Projects




Contact me:
aanand2 [at] uic [dot] edu



PhD student in Computer Science at the University of Illinois at Chicago from Fall 2006-Present.

Research Assistant at the National Center for Data Mining from Fall 2004-Present.

Member of the Laboratory of Computational Population Biology from Spring 2008-2009.

Research Interests

Machine learning, data mining and information visualization.

I got into Computer Science because Artificial Intelligence fascinated me and I continue to explore the area of making computers process information more like humans.

VMBT PROJECTS

Fall 2008 - Present



We are improving the Visual Classifier idea we proposed in the Wikipedia Analysis project and comparing its performance against "best of breed" classifiers. See work in Publications related to CHIRP and VisClassifier.



INTERACTIVE GRAPHICS

Project Website

Summer 2010 - Work done as an intern at AT&T Research Labs



Worked with Simon Urbanek on extending iPlots Extreme and particularly on the problem of multivariate time series visualization.



ANGLE

Project Website

April 2007 - Fall 2008



The goal is to find emergent behaviors in distributed network packet flows. Data is being captured from multiple locations across the country:

  • National Center for Data Mining at the University of Illinois at Chicago
  • University of Chicago
  • Argonne National Laboratory
  • Information Sciences Institute at the University of Southern California
Data mining algorithms are developed to build models that would expose local (looking at a subset of locations) and global (looking at the combination of locations) behaviors. Interesting questions about stability of behaviors or clusters of data defined as models are explored with new definitions of emergence or change.







Another aspect of the project is processing large amounts of data in real-time. IP packet data are received from the different locations every ten minutes, features are extracted and similar behaviors are clustered. Data mining algorithms that find emergent behaviors and detect outlying IP addresses or suspicious IP addresses are run on demand through the project website. The latest feature added to the website is real-time streaming and processing of data from any given location.

WIKIPEDIA ANALYSIS

November 2006 - April 2007



Using the English Wikipedia database dump from December 2006, we aimed to build a visual classifier to classify controversial articles or pages. Wikipedians tag pages as controversial based on a large number of edits over a short time period and this flag is stored in the database. This list of controversial pages is therefore far from being complete.

We developed a list of 7 features from the Discussion page associated with each Article page as that is where editors discuss edits and are free to voice their disagreement. Taking these features we built an application that takes as input a data set with labels for class membership. The user can select Composite Hyper-rectangular Description Regions(CHDRs) (see Publications) that desribe the areas of interest in the data.




The data is colored based on class membership and CHDRs can be traced out to separate certain classes. This is how the visual classifier is built by the data analyst.

Rules are built simultaneously that describe the CHDRs and can be saved. The rules can be applied to a different data set.




Both when building the visual classifier (set of rules) on a training set, and applying saved rules on a test set, the confusion matrix of correctly classified and misclassified data is computed.

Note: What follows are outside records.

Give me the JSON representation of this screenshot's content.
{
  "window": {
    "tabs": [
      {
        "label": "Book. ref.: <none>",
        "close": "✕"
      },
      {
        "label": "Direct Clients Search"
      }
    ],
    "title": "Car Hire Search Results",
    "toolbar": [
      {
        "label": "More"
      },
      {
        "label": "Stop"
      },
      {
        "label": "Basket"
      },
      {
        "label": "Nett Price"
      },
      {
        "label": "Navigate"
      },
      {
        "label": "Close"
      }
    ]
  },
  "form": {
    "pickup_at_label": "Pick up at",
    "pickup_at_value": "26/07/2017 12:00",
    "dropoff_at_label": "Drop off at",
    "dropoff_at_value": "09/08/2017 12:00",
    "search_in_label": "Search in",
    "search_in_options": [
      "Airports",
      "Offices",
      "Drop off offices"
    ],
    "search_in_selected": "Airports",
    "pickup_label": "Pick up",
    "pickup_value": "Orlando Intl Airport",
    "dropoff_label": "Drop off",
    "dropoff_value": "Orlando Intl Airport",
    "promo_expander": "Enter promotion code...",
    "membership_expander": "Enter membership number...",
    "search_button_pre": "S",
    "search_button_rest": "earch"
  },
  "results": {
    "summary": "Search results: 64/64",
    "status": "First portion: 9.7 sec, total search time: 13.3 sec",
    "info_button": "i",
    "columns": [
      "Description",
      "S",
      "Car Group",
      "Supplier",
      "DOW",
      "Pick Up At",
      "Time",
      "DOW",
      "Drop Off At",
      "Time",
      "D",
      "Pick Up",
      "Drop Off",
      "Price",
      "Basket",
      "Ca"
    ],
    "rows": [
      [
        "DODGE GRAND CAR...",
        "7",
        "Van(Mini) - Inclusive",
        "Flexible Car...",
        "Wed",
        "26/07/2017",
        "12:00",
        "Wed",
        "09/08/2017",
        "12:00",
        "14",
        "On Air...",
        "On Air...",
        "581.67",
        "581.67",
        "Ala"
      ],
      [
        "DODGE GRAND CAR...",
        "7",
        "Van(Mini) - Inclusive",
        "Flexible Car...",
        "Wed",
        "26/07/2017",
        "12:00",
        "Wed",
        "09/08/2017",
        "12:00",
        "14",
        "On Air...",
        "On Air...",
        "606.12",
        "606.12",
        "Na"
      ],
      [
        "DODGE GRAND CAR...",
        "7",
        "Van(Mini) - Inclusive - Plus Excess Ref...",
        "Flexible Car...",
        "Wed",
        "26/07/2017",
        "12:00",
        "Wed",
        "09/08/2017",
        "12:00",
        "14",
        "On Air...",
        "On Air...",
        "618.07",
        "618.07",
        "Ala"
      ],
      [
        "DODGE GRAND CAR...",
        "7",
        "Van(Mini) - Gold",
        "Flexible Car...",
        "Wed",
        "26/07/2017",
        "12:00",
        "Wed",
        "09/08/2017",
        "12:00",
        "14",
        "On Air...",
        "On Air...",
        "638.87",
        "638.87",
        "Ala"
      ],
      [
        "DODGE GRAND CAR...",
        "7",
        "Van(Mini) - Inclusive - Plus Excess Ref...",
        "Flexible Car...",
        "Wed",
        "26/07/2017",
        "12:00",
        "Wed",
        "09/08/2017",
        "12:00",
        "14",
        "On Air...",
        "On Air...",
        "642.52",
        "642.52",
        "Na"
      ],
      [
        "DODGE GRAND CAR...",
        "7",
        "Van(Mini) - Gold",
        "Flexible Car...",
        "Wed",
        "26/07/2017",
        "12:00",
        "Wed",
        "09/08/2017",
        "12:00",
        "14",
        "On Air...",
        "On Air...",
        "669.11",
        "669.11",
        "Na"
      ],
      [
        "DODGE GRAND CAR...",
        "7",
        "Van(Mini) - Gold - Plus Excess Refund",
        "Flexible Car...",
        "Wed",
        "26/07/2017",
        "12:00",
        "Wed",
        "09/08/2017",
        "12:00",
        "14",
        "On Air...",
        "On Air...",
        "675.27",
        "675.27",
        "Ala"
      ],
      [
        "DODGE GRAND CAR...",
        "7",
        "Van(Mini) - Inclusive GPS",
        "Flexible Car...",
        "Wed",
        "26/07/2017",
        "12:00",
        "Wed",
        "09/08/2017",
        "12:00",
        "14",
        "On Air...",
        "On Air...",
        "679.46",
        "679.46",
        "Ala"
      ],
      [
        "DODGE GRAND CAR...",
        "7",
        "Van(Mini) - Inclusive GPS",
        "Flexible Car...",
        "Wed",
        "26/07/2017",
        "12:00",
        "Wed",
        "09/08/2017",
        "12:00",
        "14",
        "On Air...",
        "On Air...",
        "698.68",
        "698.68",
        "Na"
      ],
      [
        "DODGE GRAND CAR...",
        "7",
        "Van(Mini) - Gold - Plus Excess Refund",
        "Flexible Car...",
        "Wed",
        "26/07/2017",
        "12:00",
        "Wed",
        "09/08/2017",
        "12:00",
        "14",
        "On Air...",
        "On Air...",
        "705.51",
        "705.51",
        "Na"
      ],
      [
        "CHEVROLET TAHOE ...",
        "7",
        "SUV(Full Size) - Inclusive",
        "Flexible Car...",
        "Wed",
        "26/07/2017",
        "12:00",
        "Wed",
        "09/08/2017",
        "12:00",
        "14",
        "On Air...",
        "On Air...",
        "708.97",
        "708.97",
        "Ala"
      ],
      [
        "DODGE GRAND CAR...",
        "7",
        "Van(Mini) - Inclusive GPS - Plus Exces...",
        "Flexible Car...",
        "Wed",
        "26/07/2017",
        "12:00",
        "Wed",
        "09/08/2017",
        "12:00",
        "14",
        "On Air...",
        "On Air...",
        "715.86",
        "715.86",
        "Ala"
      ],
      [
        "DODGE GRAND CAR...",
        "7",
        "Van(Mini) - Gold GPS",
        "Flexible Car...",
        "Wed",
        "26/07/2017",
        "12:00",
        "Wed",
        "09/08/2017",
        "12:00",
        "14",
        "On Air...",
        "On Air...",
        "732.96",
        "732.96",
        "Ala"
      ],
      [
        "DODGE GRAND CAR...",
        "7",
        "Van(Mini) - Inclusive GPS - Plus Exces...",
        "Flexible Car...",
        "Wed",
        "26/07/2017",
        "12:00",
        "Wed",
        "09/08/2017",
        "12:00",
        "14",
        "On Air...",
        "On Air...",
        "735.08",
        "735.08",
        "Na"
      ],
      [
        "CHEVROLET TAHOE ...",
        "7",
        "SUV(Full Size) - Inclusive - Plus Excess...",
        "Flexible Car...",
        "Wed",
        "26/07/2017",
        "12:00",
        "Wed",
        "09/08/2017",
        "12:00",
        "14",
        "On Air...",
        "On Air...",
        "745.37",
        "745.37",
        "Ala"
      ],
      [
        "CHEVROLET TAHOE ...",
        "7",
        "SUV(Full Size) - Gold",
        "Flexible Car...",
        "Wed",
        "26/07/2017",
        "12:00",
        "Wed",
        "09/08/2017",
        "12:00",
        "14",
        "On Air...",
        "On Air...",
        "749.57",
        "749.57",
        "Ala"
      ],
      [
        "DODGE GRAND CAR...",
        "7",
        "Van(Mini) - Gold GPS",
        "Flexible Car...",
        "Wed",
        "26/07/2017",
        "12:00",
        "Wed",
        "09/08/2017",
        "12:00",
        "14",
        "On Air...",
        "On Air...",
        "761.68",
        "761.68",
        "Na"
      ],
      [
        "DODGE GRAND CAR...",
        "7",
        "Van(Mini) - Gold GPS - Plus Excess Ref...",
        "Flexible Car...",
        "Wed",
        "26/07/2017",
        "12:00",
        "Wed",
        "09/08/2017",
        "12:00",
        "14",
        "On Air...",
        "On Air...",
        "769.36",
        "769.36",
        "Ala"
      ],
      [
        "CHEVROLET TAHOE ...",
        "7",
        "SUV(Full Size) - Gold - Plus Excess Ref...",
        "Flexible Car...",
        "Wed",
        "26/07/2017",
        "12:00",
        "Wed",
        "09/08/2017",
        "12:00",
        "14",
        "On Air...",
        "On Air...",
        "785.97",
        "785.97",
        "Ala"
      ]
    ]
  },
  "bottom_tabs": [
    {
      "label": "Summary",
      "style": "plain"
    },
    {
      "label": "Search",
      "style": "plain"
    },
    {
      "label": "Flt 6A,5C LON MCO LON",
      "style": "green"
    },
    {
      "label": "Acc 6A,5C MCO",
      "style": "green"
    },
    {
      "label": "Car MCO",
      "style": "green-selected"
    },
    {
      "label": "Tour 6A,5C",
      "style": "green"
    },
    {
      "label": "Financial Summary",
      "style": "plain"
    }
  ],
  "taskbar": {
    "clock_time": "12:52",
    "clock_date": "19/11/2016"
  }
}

This application is now ready to be compared against popular classification methods like SVMs, decisions trees and others. It performed well - approximately 70% accuracy – on the labeled Wikipedia data of controversial pages but needs more validation work to be done by testing it on other data sets.

GRAPH-THEORETIC SCAGNOSITCS

December 2004 - April 2006



Based on John Tukey's idea of scagnostics or scatterplot diagnostics, we developed an Exploratory Data Analysis (EDA) tool that uses graph-theoretic measures to characterize the shape of 2-dimensional point clouds. Therefore, we took a Scatterplot Matrix (SPLOM) of the pairwise combinations of p variables and translated each plot to a point in a k dimensional space where k is the number of distinctive features we chose. In our experiements k = 9 unique measures.





Later work on graph-theoretic scagnostics analyzed the chosen measures to determine homogenity, consistency, sensitivity and dimensionality.

HIGHWAY TRAFFIC

Project Website

October 2004 - October 2006



Apart from being the first to archive highway sensor data for the Chicagoland area, this project involved the development of statistical models of the observed behavior of the spatial-temporal data. We analyzed over a year's worth of data (831 sensors along Chicagoland highways produce readings every 6 minutes) to develop a real-time alerting system to detect anomalous patterns of behavior and visualize them as well as trends and changes in congestion patterns.